No Drug Before Its Time? Wine Not?!
Make a commentBy Ed Silverman // November 29th, 2007 // 3:34 pm
Scientists at Sirtris Pharmaceuticals say they’ve created a new drug that mimics the ingredient in red wine linked to longevity as well as the cell structures that power endurance athletes, such as Lance Armstrong, Bloomberg News writes.
The new molecule is 1,000 times more potent than the wine derivative, resveratrol, and could lead to solutions for diseases of aging including cancer and diabetes, according to authors of a study in tomorrow’s issue of the journal Nature (subscription required).
Researchers tested about 500,000 molecules for abilities to activate the immune-system booster SIRT1, the enzyme credited with resveratrol’s ability to extend lifespan by 30 to 70 percent in organisms from yeast and worms to flies and mice. Human testing on the most promising ones will begin next year, says David Sinclair, an author of the study.
“These are real drugs. This is not something out of red wine anymore,” Sinclair, a professor of pathology at Harvard Medical School in Boston and co-founder of Sirtis, tells Bloomberg. The study is “proof of a principle that you can put something into the food supply that will ward off and treat the diseases of aging in a single pill.”
Mice and rats given three of the molecules responded like those in other experiments testing extreme calorie-restricting diets, even though the rodents continued to eat and weigh the same. They showed increased insulin sensitivity, lower blood- sugar levels and more powerful mitochondria, the “power packs of the cell” that diminish with age, Bloomberg writes.
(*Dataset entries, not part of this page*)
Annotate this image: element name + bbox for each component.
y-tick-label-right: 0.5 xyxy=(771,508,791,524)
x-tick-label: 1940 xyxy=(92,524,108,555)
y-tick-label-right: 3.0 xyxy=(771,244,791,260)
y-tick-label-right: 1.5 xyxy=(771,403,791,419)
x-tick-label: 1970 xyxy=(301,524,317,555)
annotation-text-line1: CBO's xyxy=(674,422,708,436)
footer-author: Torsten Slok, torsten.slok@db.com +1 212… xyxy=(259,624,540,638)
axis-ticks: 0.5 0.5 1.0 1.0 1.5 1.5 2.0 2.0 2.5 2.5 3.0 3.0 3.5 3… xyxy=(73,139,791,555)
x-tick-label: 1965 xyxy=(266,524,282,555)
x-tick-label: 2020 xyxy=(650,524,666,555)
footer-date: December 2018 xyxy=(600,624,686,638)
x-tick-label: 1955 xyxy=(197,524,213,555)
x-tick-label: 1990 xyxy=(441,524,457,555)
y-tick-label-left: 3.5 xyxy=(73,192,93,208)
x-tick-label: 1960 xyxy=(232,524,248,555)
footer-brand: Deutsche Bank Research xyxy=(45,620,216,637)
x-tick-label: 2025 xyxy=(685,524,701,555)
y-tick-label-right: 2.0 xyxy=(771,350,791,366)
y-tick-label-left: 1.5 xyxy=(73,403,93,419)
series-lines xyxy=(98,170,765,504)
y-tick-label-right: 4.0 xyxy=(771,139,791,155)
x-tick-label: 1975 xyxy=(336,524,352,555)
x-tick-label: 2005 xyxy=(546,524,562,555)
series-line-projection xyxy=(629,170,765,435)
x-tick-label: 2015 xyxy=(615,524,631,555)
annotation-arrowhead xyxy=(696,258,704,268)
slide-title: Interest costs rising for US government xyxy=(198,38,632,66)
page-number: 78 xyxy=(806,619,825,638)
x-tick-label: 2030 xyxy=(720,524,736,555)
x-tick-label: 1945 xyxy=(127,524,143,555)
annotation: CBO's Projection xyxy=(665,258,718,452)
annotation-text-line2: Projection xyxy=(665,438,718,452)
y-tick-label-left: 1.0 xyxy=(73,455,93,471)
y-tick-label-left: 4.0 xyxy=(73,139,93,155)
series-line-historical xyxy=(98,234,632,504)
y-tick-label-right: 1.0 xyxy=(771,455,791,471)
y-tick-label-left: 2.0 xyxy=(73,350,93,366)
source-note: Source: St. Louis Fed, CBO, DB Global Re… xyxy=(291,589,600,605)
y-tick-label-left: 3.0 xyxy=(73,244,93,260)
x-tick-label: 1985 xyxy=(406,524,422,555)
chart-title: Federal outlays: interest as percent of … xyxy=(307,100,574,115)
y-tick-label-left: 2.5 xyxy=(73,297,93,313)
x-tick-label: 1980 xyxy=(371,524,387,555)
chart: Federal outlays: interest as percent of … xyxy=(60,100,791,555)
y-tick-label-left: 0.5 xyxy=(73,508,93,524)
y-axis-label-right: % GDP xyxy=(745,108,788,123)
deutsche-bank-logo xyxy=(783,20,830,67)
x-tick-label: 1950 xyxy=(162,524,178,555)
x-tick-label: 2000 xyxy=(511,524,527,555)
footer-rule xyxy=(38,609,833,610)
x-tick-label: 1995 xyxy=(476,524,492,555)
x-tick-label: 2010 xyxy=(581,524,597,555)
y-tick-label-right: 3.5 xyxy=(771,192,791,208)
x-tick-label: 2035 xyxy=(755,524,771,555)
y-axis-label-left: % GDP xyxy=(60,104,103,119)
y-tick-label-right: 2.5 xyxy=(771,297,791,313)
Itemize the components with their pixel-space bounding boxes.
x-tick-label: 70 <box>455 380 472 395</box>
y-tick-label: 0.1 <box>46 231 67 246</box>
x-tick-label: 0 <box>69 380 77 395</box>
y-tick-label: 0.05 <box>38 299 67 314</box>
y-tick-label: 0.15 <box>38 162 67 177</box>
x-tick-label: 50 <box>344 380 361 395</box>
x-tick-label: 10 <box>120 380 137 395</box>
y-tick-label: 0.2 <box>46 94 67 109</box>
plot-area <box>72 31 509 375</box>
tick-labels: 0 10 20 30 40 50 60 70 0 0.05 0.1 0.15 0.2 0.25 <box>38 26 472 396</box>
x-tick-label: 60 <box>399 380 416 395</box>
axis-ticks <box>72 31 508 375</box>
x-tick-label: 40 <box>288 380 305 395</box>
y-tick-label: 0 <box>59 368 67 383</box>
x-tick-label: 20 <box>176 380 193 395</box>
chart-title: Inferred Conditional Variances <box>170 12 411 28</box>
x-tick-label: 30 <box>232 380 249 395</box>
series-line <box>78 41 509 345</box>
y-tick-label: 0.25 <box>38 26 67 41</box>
“That’s where it gets interesting,” Sinclair says. If you give resveratrol to a normal mouse, it can run twice as far because it has many more mitochondria, he said. Seven-time Tour de France winner Lance Armstrong has extra mitochondria that power his endurance abilities, Sinclair explains.
“The goal is not to make Lance Armstrongs of everyone, but you can imagine that it would boost the energy of someone who is frail and weak,” Sinclair tells Bloomberg.
Mice in the study were given diets to induce diabetes, and the rats were a species bred to resist insulin. After one week, blood sugar levels in the mice returned to normal and the rats experienced increased insulin sensitivity.
Sirtris has about 140 patents and patent applications related to the so-called aging gene, and some of the most effective treatments for boosting SIRT1 were discovered after the Nature study was submitted for publication a year ago, Sinclair said. Results from animal studies of those drugs will be released next year, he said.
Sirtris was founded by Sinclair, chairman of its scientific board, and Christoph Westphal, the chief executive officer, to study activators of SIRT1 and its related class of enzymes. Other treatments for diseases of aging rely on complicated technology that may take years to develop, Westphal said.
“In contrast to stem cell treatments that might be 20 to 30 years away, these are four to five,” Sirtris ceo Chris Westphal tells Bloomberg.
The sirtuin gene was first reported by Leonard Guarente, a biology professor at Massachusetts Institute of Technology whose lab also discovered the aging benefits of restricted diets in mice. Sinclair, his post-doctoral student at the time, moved to Harvard in 1999 to develop drugs that could act in the same way. He discovered resveratrol in 2003. Guarente co-founded a competitor, Elixir Pharmaceuticals, in 1999 and joined Sirtris as co-chairman of its science advisory board on Nov. 19.